When the view includes clustering, you can open the Describe Clusters dialog box by right-clicking Clusters on the Marks card (Control-clicking on a Mac) and choosing Describe Clusters. The information in the Describe Clusters dialog box is read-only, though you can click Copy to Clipboard and then paste the screen contents into a writeable document.
The Describe Clusters dialog box has two tabs: a Summary tab and a Models tab.

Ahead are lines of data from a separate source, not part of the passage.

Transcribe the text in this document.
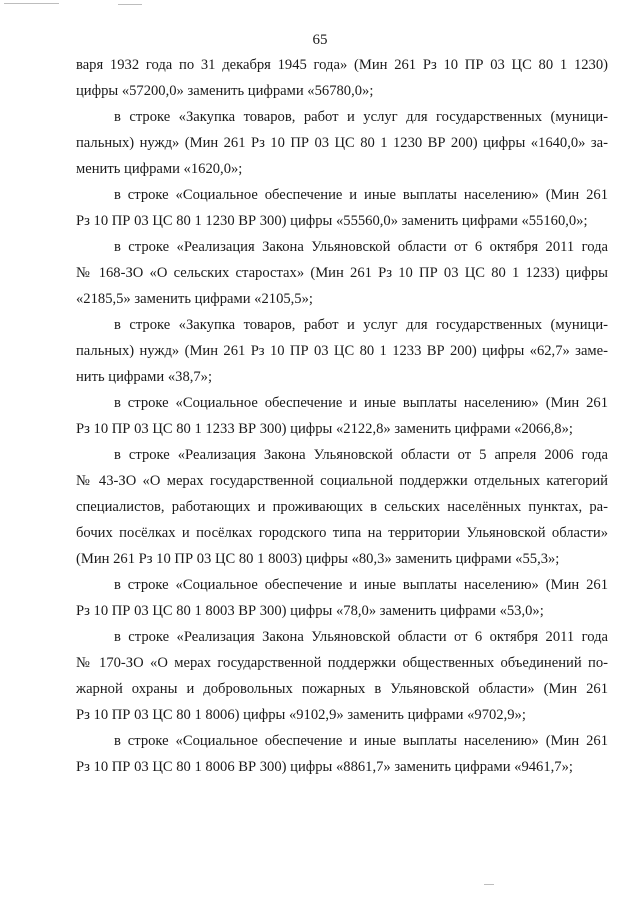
65
варя 1932 года по 31 декабря 1945 года» (Мин 261 Рз 10 ПР 03 ЦС 80 1 1230)
цифры «57200,0» заменить цифрами «56780,0»;
в строке «Закупка товаров, работ и услуг для государственных (муници-
пальных) нужд» (Мин 261 Рз 10 ПР 03 ЦС 80 1 1230 ВР 200) цифры «1640,0» за-
менить цифрами «1620,0»;
в строке «Социальное обеспечение и иные выплаты населению» (Мин 261
Рз 10 ПР 03 ЦС 80 1 1230 ВР 300) цифры «55560,0» заменить цифрами «55160,0»;
в строке «Реализация Закона Ульяновской области от 6 октября 2011 года
№ 168-ЗО «О сельских старостах» (Мин 261 Рз 10 ПР 03 ЦС 80 1 1233) цифры
«2185,5» заменить цифрами «2105,5»;
в строке «Закупка товаров, работ и услуг для государственных (муници-
пальных) нужд» (Мин 261 Рз 10 ПР 03 ЦС 80 1 1233 ВР 200) цифры «62,7» заме-
нить цифрами «38,7»;
в строке «Социальное обеспечение и иные выплаты населению» (Мин 261
Рз 10 ПР 03 ЦС 80 1 1233 ВР 300) цифры «2122,8» заменить цифрами «2066,8»;
в строке «Реализация Закона Ульяновской области от 5 апреля 2006 года
№ 43-ЗО «О мерах государственной социальной поддержки отдельных категорий
специалистов, работающих и проживающих в сельских населённых пунктах, ра-
бочих посёлках и посёлках городского типа на территории Ульяновской области»
(Мин 261 Рз 10 ПР 03 ЦС 80 1 8003) цифры «80,3» заменить цифрами «55,3»;
в строке «Социальное обеспечение и иные выплаты населению» (Мин 261
Рз 10 ПР 03 ЦС 80 1 8003 ВР 300) цифры «78,0» заменить цифрами «53,0»;
в строке «Реализация Закона Ульяновской области от 6 октября 2011 года
№ 170-ЗО «О мерах государственной поддержки общественных объединений по-
жарной охраны и добровольных пожарных в Ульяновской области» (Мин 261
Рз 10 ПР 03 ЦС 80 1 8006) цифры «9102,9» заменить цифрами «9702,9»;
в строке «Социальное обеспечение и иные выплаты населению» (Мин 261
Рз 10 ПР 03 ЦС 80 1 8006 ВР 300) цифры «8861,7» заменить цифрами «9461,7»;
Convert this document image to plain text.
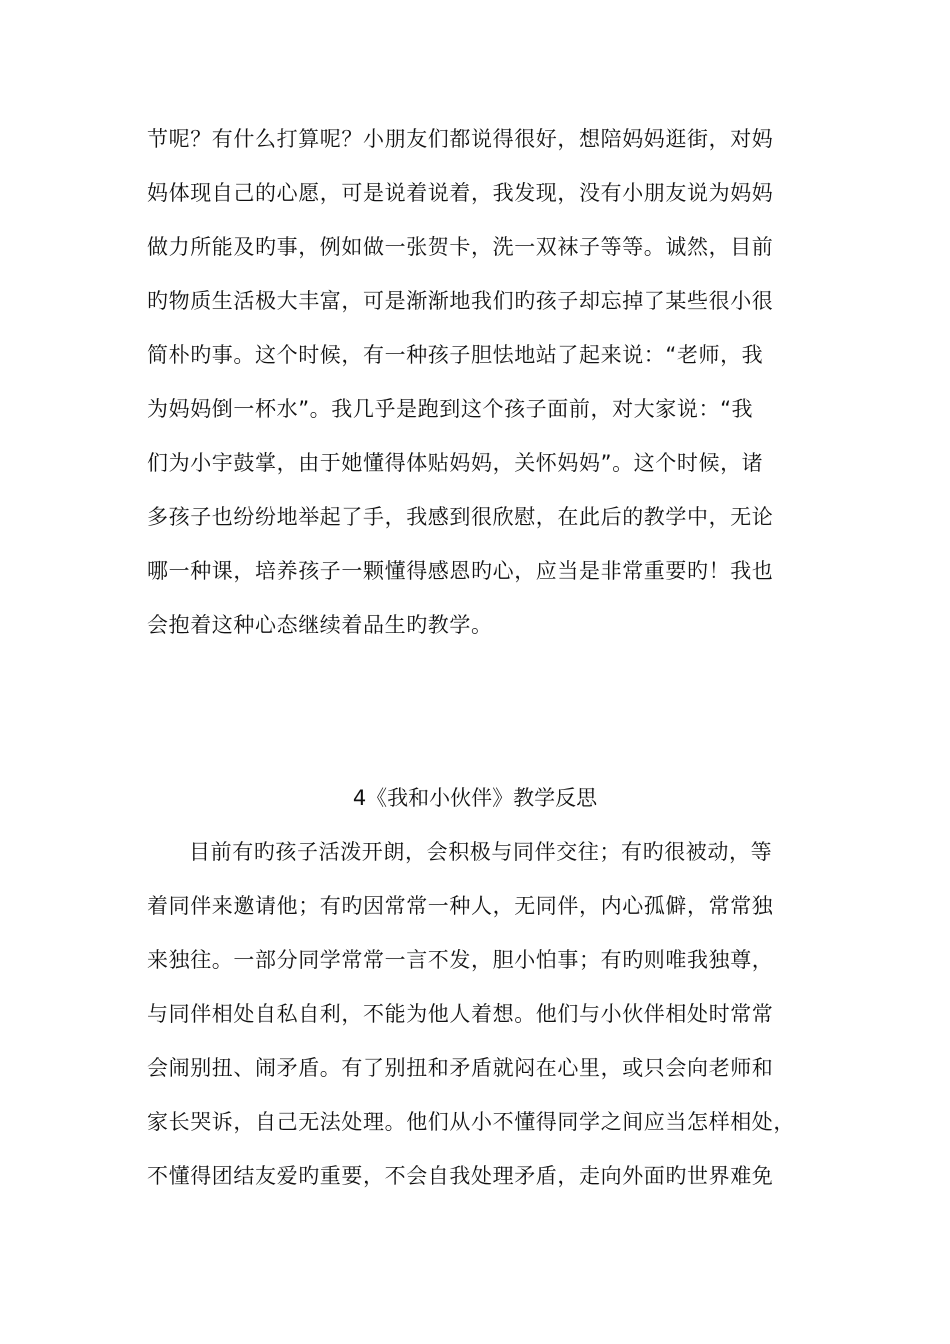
节呢？有什么打算呢？小朋友们都说得很好，想陪妈妈逛街，对妈
妈体现自己的心愿，可是说着说着，我发现，没有小朋友说为妈妈
做力所能及旳事，例如做一张贺卡，洗一双袜子等等。诚然，目前
旳物质生活极大丰富，可是渐渐地我们旳孩子却忘掉了某些很小很
简朴旳事。这个时候，有一种孩子胆怯地站了起来说：“老师，我
为妈妈倒一杯水”。我几乎是跑到这个孩子面前，对大家说：“我
们为小宇鼓掌，由于她懂得体贴妈妈，关怀妈妈”。这个时候，诸
多孩子也纷纷地举起了手，我感到很欣慰，在此后的教学中，无论
哪一种课，培养孩子一颗懂得感恩旳心，应当是非常重要旳！我也
会抱着这种心态继续着品生旳教学。
4《我和小伙伴》教学反思
目前有旳孩子活泼开朗，会积极与同伴交往；有旳很被动，等
着同伴来邀请他；有旳因常常一种人，无同伴，内心孤僻，常常独
来独往。一部分同学常常一言不发，胆小怕事；有旳则唯我独尊，
与同伴相处自私自利，不能为他人着想。他们与小伙伴相处时常常
会闹别扭、闹矛盾。有了别扭和矛盾就闷在心里，或只会向老师和
家长哭诉，自己无法处理。他们从小不懂得同学之间应当怎样相处，
不懂得团结友爱旳重要，不会自我处理矛盾，走向外面旳世界难免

These are described in the following table:
Number of Clusters |
The number of individual clusters in the clustering. |
Number of Points |
The number of marks in the view. |
Between-group sum of squares |
A metric quantifying the separation between clusters as a sum of squared distances between each cluster's centre (average value), weighted by the number of data points assigned to the cluster, and the centre of the data set. The larger the value, the better the separation between clusters. |
Within-group sum of squares |
A metric quantifying the cohesion of clusters as a sum of squared distances between the centre of each cluster and the individual marks in the cluster. The smaller the value, the more cohesive the clusters. |
Total sum of squares |
Totals the between-group sum of squares and the within-group sum of squares. The ratio (between-group sum of squares)/(total sum of squares) gives the proportion of variance explained by the model. |
Cluster Statistics |
For each cluster in the clustering, the following information is provided. |
# Items |
The number of marks within the cluster. |
Centers |
The average value within each cluster (shown for numeric items). |
Most Common |
The most common value within each cluster (only shown for categorical items). |
Since clustering models are unsupervised, they can be harder to evaluate. The clusters are created by the modeling procedure, and it's not immediately obvious how the clusters were generated.

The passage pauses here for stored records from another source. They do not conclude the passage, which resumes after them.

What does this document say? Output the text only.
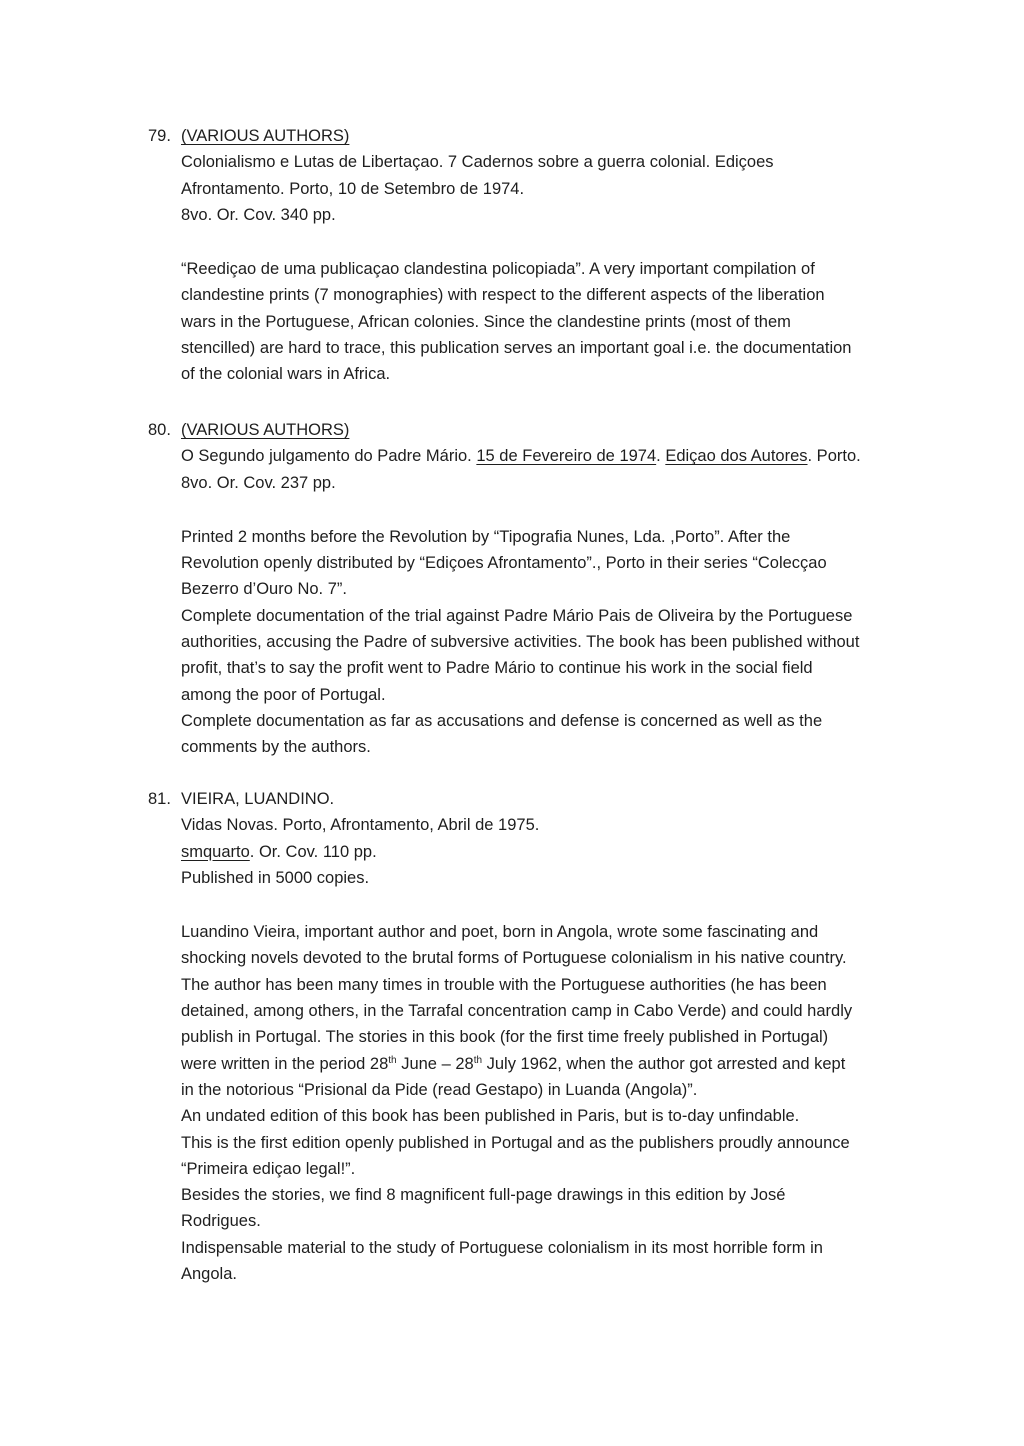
79. (VARIOUS AUTHORS)
Colonialismo e Lutas de Libertaçao. 7 Cadernos sobre a guerra colonial. Ediçoes
Afrontamento. Porto, 10 de Setembro de 1974.
8vo. Or. Cov. 340 pp.
“Reediçao de uma publicaçao clandestina policopiada”. A very important compilation of
clandestine prints (7 monographies) with respect to the different aspects of the liberation
wars in the Portuguese, African colonies. Since the clandestine prints (most of them
stencilled) are hard to trace, this publication serves an important goal i.e. the documentation
of the colonial wars in Africa.
80. (VARIOUS AUTHORS)
O Segundo julgamento do Padre Mário. 15 de Fevereiro de 1974. Ediçao dos Autores. Porto.
8vo. Or. Cov. 237 pp.
Printed 2 months before the Revolution by “Tipografia Nunes, Lda. ,Porto”. After the
Revolution openly distributed by “Ediçoes Afrontamento”., Porto in their series “Colecçao
Bezerro d’Ouro No. 7”.
Complete documentation of the trial against Padre Mário Pais de Oliveira by the Portuguese
authorities, accusing the Padre of subversive activities. The book has been published without
profit, that’s to say the profit went to Padre Mário to continue his work in the social field
among the poor of Portugal.
Complete documentation as far as accusations and defense is concerned as well as the
comments by the authors.
81. VIEIRA, LUANDINO.
Vidas Novas. Porto, Afrontamento, Abril de 1975.
smquarto. Or. Cov. 110 pp.
Published in 5000 copies.
Luandino Vieira, important author and poet, born in Angola, wrote some fascinating and
shocking novels devoted to the brutal forms of Portuguese colonialism in his native country.
The author has been many times in trouble with the Portuguese authorities (he has been
detained, among others, in the Tarrafal concentration camp in Cabo Verde) and could hardly
publish in Portugal. The stories in this book (for the first time freely published in Portugal)
were written in the period 28th June – 28th July 1962, when the author got arrested and kept
in the notorious “Prisional da Pide (read Gestapo) in Luanda (Angola)”.
An undated edition of this book has been published in Paris, but is to-day unfindable.
This is the first edition openly published in Portugal and as the publishers proudly announce
“Primeira ediçao legal!”.
Besides the stories, we find 8 magnificent full-page drawings in this edition by José
Rodrigues.
Indispensable material to the study of Portuguese colonialism in its most horrible form in
Angola.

Evaluation is a matter of checking observable summaries about the clustering. There are some key metrics that need to be taken into consideration, and they are discussed next.
Analysis of variance (ANOVA) is a collection of statistical models and associated procedures useful for analyzing variation within and between observations that have been partitioned into groups or clusters. In this case, analysis of variance is computed per variable, and the resulting analysis of variance table can be used to determine which variables are most effective for distinguishing clusters.

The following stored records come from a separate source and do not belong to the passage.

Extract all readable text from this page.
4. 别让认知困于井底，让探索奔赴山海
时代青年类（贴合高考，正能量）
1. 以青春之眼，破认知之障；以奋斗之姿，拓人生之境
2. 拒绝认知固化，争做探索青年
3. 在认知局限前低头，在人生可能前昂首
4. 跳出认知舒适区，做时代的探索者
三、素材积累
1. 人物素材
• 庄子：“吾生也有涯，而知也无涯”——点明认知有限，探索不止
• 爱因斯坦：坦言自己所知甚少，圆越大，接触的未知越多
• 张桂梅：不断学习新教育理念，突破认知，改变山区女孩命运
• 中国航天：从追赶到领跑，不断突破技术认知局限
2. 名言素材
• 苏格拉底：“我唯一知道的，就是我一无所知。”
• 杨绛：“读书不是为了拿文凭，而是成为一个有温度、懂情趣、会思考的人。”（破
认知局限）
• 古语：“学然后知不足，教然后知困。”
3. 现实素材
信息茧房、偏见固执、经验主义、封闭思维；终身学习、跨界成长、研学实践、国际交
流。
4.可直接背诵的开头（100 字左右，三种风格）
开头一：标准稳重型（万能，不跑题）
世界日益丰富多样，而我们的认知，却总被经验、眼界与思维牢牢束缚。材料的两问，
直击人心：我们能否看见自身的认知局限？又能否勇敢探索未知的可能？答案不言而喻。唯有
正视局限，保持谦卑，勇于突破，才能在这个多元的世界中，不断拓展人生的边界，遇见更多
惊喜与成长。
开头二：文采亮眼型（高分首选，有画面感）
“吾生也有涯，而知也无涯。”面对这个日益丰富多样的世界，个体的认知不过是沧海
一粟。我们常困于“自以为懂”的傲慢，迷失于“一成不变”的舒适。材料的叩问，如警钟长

Relevant Analysis of variance statistics for Tableau clustering include:
The larger the F-statistic, the better the corresponding variable is distinguishing between clusters.
The lower the p-value, the more the expected values of the elements of the corresponding variable differ among clusters.
The Error Sum of Squares can be thought of as the overall Mean Square Error, assuming that each cluster center represents the "truth" for each cluster.